In etwas mehr als zwei Monaten schon wird er hier sein, er hat eine einfache Fahrt zu mir nach St. Peter-Ording gebucht. Bei seinen früheren Besuchen war immer auch die Rückfahrt schon mit dabei. Diesmal nicht. Ich habe keine Ahnung, was er vorhat. Aber ich habe die Geduld, darauf zu warten, bis er es mir erzählen wird.

Zwei Menschen werden also plötzlich in meinem Leben sein, das doch in den letzten Jahren absolut menschenarm war. Zwei Menschen, die ich mag. Die einzigen beiden Menschen, die ich mag.

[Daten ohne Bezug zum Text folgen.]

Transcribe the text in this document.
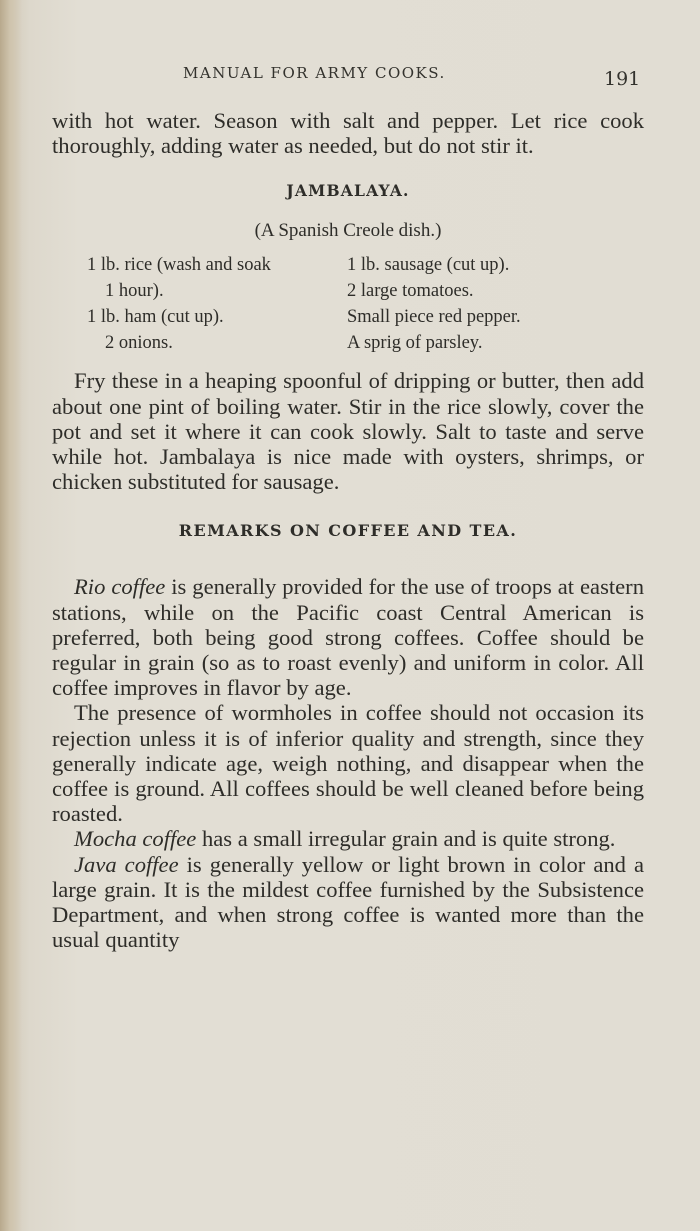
MANUAL FOR ARMY COOKS.	191

with hot water. Season with salt and pepper. Let rice cook thoroughly, adding water as needed, but do not stir it.

JAMBALAYA.
(A Spanish Creole dish.)
1 lb. rice (wash and soak
1 hour).
1 lb. ham (cut up).
2 onions.
1 lb. sausage (cut up).
2 large tomatoes.
Small piece red pepper.
A sprig of parsley.

Fry these in a heaping spoonful of dripping or butter, then add about one pint of boiling water. Stir in the rice slowly, cover the pot and set it where it can cook slowly. Salt to taste and serve while hot. Jambalaya is nice made with oysters, shrimps, or chicken substituted for sausage.

REMARKS ON COFFEE AND TEA.

Rio coffee is generally provided for the use of troops at eastern stations, while on the Pacific coast Central American is preferred, both being good strong coffees. Coffee should be regular in grain (so as to roast evenly) and uniform in color. All coffee improves in flavor by age.

The presence of wormholes in coffee should not occasion its rejection unless it is of inferior quality and strength, since they generally indicate age, weigh nothing, and disappear when the coffee is ground. All coffees should be well cleaned before being roasted.

Mocha coffee has a small irregular grain and is quite strong.

Java coffee is generally yellow or light brown in color and a large grain. It is the mildest coffee furnished by the Subsistence Department, and when strong coffee is wanted more than the usual quantity
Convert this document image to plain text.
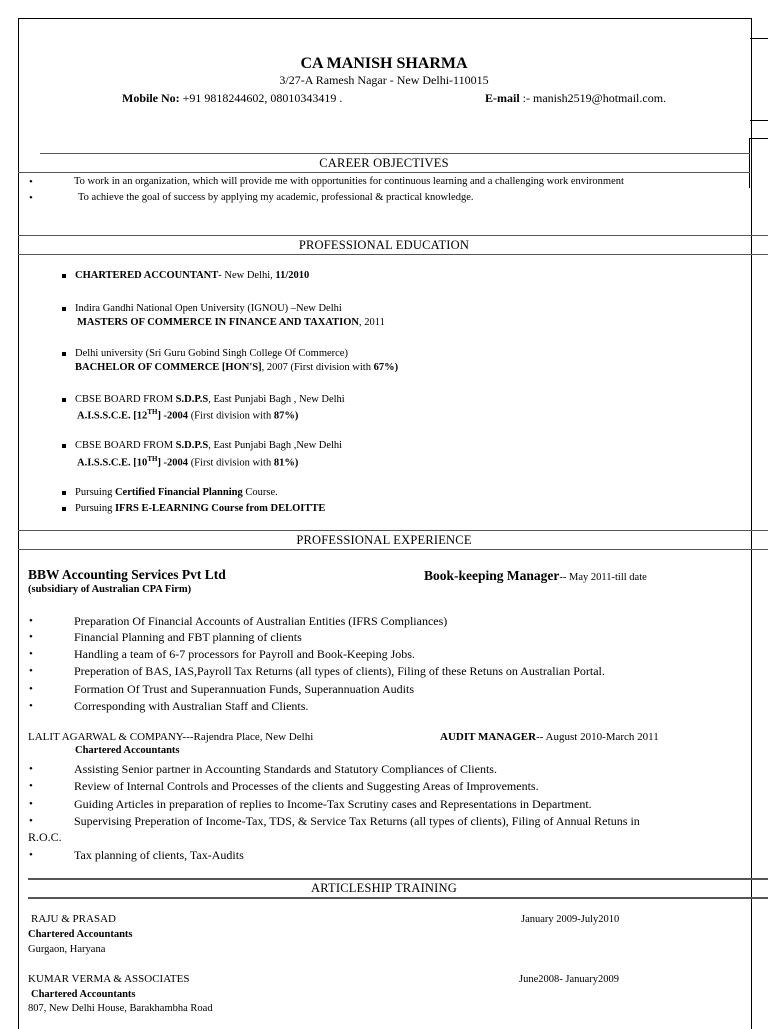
CA MANISH SHARMA
3/27-A Ramesh Nagar - New Delhi-110015
Mobile No: +91 9818244602, 08010343419 .	E-mail :- manish2519@hotmail.com.
CAREER OBJECTIVES
•	To work in an organization, which will provide me with opportunities for continuous learning and a challenging work environment
•	To achieve the goal of success by applying my academic, professional & practical knowledge.
PROFESSIONAL EDUCATION
CHARTERED ACCOUNTANT- New Delhi, 11/2010
Indira Gandhi National Open University (IGNOU) –New Delhi
MASTERS OF COMMERCE IN FINANCE AND TAXATION, 2011
Delhi university (Sri Guru Gobind Singh College Of Commerce)
BACHELOR OF COMMERCE [HON'S], 2007 (First division with 67%)
CBSE BOARD FROM S.D.P.S, East Punjabi Bagh , New Delhi
A.I.S.S.C.E. [12TH] -2004 (First division with 87%)
CBSE BOARD FROM S.D.P.S, East Punjabi Bagh ,New Delhi
A.I.S.S.C.E. [10TH] -2004 (First division with 81%)
Pursuing Certified Financial Planning Course.
Pursuing IFRS E-LEARNING Course from DELOITTE
PROFESSIONAL EXPERIENCE
BBW Accounting Services Pvt Ltd
(subsidiary of Australian CPA Firm)
Book-keeping Manager-- May 2011-till date
•	Preparation Of Financial Accounts of Australian Entities (IFRS Compliances)
•	Financial Planning and FBT planning of clients
•	Handling a team of 6-7 processors for Payroll and Book-Keeping Jobs.
•	Preperation of BAS, IAS,Payroll Tax Returns (all types of clients), Filing of these Retuns on Australian Portal.
•	Formation Of Trust and Superannuation Funds, Superannuation Audits
•	Corresponding with Australian Staff and Clients.
LALIT AGARWAL & COMPANY---Rajendra Place, New Delhi	AUDIT MANAGER-- August 2010-March 2011
Chartered Accountants
•	Assisting Senior partner in Accounting Standards and Statutory Compliances of Clients.
•	Review of Internal Controls and Processes of the clients and Suggesting Areas of Improvements.
•	Guiding Articles in preparation of replies to Income-Tax Scrutiny cases and Representations in Department.
•	Supervising Preperation of Income-Tax, TDS, & Service Tax Returns (all types of clients), Filing of Annual Retuns in
R.O.C.
•	Tax planning of clients, Tax-Audits
ARTICLESHIP TRAINING
RAJU & PRASAD	January 2009-July2010
Chartered Accountants
Gurgaon, Haryana
KUMAR VERMA & ASSOCIATES	June2008- January2009
Chartered Accountants
807, New Delhi House, Barakhambha Road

Vor Jahren, als ich aus meinem alten Leben ausgestiegen bin, hatte ich mich dazu entschlossen, auch alle Kontakte zu kappen. Ich wollte mein altes soziales Umfeld nicht mehr um mich haben, weil es zu meinem alten Leben, zu alten Gedanken, zu alten Lebenseinstellungen gehörte, die ich allesamt beenden wollte. Denn mir wurde damals klar: es kann, unter den falschen Menschen, sich viel einsamer anfühlen als unter gar keinen Menschen.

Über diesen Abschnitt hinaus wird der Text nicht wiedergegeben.